Connecting the student event with a science celebration also bridges the gap between studying sciences at an academic level to making a career out of it.
The Community Science Celebration will feature hands-on educational displays submitted by about 25 organizations from the West Kootenay, including Firebird, FortisBC and Teck. Many of these science-savvy organizations also provide financial backing.
Focusing on zinc metal production, the Teck Trail Operations booth is an interactive display that will show visitors how zinc concentrate is turned to metal, and how the metal Teck produces is used in everyday products. “Visitors will also learn how zinc plays a vital role in children’s health, and how Teck has partnered with the zinc industry and UNICEF to provide zinc supplements to children living in zinc-deficient regions of the world through the Zinc Saves Kids initiative,” explained Teck spokesperson Carol Vanelli Worosz.
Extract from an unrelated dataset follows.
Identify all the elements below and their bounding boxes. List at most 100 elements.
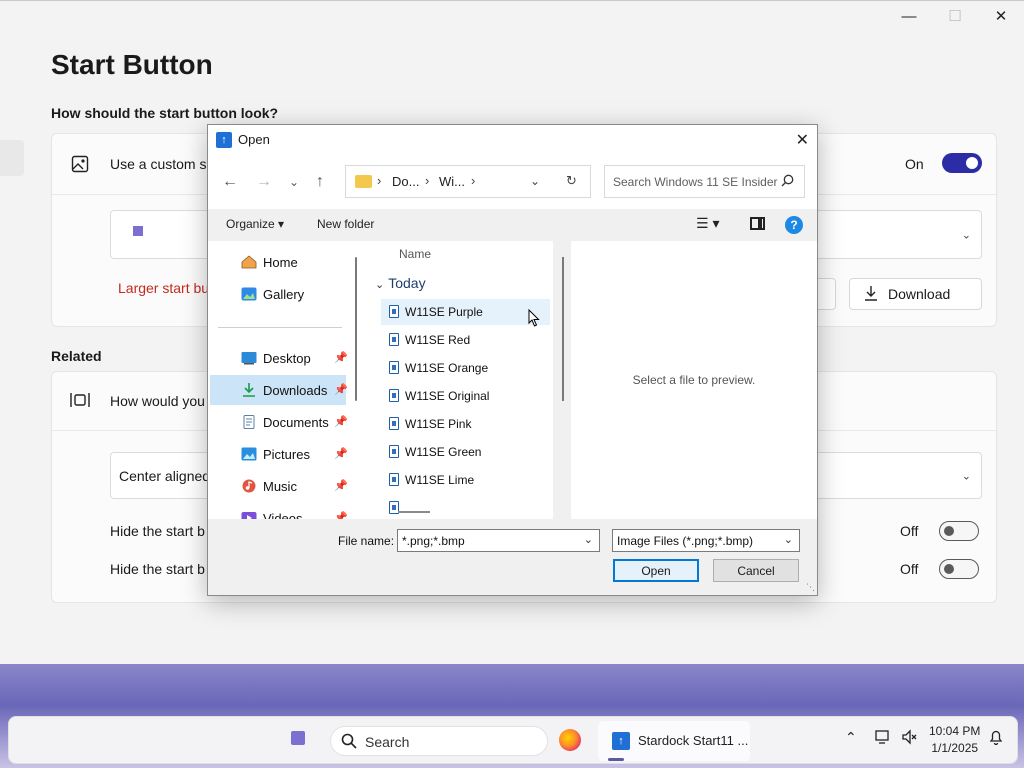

“This annual celebration demonstrates just how exciting career opportunities in science and technology can be, as well as showcasing how science is involved in every aspect of our daily lives. How we do what we do at Trail Operations is all based on science and we welcome attendees to come to our booth and see just that.”
More than 2,500 people attended last year’s event, which also offers fun activities for kids like a popsicle bridge competition. Including more than 90 bridges last year, the winning bridge held a maximum load of approximately 118 kilograms and was built by a 10-year-old.
The Community Science Celebration and the West Kootenay Regional Science Fair will be held at Selkirk College on 10th Street in Nelson. Doors open at 10:30 a.m., with judging of the regional competition underway in the morning and public viewing open from 11 a.m. to 1 p.m. Science World will be putting on three shows during the day at noon, 1 p.m. and 3 p.m.